Dean looked out the window and at the front curtains, which moved as someone peered through them. “I’m okay. But thank you.”

He felt his fingers move in his own. “Why did you come and find me, Dean?” Saying his name felt precious, careful; a finite resource he might use up.

He shrugged, let go of Bobby, and moved to put a hand on the back of his neck. “I already told you.”

“But why me?”

“I’m trying to figure out how to put everything back together.” He turned the radio off. “I don’t think there’s much point in doing that without you.”

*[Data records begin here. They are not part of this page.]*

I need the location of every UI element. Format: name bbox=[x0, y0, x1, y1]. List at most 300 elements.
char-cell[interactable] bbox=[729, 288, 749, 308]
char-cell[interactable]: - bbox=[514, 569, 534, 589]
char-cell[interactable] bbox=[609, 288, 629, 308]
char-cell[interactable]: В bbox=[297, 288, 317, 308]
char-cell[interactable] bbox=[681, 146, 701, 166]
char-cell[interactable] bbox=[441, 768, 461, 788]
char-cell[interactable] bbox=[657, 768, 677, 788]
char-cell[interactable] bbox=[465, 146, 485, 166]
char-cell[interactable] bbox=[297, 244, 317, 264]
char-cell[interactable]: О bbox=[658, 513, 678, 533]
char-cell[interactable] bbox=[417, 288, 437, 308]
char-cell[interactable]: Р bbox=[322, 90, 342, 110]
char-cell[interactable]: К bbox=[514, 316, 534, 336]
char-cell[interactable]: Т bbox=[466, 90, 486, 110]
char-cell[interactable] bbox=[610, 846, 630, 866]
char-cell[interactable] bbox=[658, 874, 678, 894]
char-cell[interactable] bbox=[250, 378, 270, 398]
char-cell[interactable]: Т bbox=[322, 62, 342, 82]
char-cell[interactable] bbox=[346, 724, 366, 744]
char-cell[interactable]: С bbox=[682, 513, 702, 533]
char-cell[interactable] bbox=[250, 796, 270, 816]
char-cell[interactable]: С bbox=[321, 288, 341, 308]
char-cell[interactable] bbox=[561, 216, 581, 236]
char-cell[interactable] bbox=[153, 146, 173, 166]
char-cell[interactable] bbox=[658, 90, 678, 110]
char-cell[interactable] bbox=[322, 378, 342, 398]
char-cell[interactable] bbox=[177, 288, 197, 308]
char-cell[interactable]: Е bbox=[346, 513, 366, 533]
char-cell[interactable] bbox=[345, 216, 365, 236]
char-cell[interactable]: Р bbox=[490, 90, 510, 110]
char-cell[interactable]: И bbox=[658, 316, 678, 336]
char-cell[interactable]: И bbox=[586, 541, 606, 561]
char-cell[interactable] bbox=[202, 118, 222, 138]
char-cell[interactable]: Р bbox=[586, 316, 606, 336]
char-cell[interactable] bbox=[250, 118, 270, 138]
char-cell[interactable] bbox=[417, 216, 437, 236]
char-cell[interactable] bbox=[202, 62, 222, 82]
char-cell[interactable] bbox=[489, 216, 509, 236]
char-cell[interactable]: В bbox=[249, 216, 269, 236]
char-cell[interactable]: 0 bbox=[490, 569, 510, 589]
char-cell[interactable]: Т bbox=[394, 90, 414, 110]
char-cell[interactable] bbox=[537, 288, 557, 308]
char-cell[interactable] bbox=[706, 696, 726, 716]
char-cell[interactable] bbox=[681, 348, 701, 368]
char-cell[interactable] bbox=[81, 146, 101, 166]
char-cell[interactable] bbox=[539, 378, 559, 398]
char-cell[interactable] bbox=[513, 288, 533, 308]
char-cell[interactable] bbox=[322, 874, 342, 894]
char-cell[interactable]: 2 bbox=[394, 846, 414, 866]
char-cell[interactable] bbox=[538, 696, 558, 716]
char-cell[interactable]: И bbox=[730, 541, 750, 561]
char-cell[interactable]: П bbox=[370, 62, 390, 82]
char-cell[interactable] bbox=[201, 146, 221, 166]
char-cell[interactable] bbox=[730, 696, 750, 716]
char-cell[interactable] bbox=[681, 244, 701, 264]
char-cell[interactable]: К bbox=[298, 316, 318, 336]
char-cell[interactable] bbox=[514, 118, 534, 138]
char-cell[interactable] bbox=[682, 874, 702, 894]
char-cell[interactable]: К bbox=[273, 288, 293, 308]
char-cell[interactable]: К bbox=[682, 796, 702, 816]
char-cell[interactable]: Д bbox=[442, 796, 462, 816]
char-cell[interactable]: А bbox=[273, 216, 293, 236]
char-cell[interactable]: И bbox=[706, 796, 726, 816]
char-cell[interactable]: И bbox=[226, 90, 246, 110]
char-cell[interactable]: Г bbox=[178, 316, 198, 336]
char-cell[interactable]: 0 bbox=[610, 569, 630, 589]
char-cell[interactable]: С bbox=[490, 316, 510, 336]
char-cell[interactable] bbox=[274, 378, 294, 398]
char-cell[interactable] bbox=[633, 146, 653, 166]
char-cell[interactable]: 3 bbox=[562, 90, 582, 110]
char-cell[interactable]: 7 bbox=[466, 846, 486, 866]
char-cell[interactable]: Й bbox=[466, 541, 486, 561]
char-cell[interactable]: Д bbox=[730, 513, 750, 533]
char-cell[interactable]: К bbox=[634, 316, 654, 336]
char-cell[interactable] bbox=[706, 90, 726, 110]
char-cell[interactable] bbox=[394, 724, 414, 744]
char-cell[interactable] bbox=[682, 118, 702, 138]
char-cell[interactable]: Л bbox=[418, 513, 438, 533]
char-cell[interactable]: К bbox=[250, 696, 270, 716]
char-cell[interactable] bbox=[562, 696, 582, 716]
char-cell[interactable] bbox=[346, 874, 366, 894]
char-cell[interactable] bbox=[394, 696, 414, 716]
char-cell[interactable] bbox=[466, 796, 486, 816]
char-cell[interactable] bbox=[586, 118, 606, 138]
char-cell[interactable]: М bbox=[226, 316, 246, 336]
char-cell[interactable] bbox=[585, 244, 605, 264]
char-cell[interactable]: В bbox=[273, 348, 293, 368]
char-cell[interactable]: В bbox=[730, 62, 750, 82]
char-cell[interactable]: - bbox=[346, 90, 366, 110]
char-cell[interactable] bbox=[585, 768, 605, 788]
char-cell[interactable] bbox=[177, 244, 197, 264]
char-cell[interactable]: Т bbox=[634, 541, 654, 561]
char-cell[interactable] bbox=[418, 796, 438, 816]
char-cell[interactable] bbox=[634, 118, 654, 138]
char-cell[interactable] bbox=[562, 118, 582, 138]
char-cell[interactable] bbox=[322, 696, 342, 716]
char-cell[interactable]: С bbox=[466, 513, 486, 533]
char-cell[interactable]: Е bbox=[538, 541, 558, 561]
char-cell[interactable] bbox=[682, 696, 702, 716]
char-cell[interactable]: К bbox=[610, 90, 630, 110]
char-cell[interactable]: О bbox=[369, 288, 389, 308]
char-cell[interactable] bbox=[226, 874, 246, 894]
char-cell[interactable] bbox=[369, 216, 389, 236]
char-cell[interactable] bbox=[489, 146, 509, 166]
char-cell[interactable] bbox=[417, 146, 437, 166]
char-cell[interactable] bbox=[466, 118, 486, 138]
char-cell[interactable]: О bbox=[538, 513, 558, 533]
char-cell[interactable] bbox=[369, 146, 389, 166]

Bobby put a hand on his arm, shifting closer. Dean turned. He put a hand under his chin. It was something Bobby felt recognition for - in dreams, in fantasies, the number of times he had imagined reaching for him, pulling him down. It struck him that the dreams used to make him afraid, but now, where his hand cradled Dean’s neck, there were scars on his palms and wrists from lost time, and the same on Dean’s skin. Just under his jawline was the pulpy scar of a bite, which Bobby ran his fingers over.

“Bilbo,” Dean said, his face lifting like before, cracking open with the force of his grin. He looked down, into his lap, and then at Bobby. With a tentative hand he held the back of Bobby’s head and kissed him.

Eventually he put a hand to his chest and pressed him back, breathing hard. “Please come in for dinner.”

Dean rolled his eyes. 

“I don’t want to do anything anymore unless you’re there too.” Dean looked at him for a long moment, eyes wide. “I’m serious. That’s the only life I want.”

Dean closed his eyes and cut the engine. When he opened them he took Bobby’s hand again. With his other hand he pressed a finger to his pulse. 

“Not dreaming,” he said. “Still alive?”

Something twisted inside Bobby’s chest. “Still alive.”

“Alright,” he said, and leaned in, a hand on either side of Bobby’s face. He kissed him again, slow and generous. At Mindy’s front door, he put an arm around Bobby’s shoulder and hugged him close. “Still alive,” he murmured, and pressed his lips to Bobby’s forehead.

**Author's Note:**

> i am becoming a bad imitation of that post where it's like .... became a writer accidentally by writing absurdly specific content for myself. i don't know why i wrote this. maybe because afterwards me and my mum agreed on a film for the first time ever & that was because we both thought bobby was in love with dean. who wouldn't be? but maybe also because i just love paterson so much and i haven't figured out a way to express that in writing yet. thanks for reading!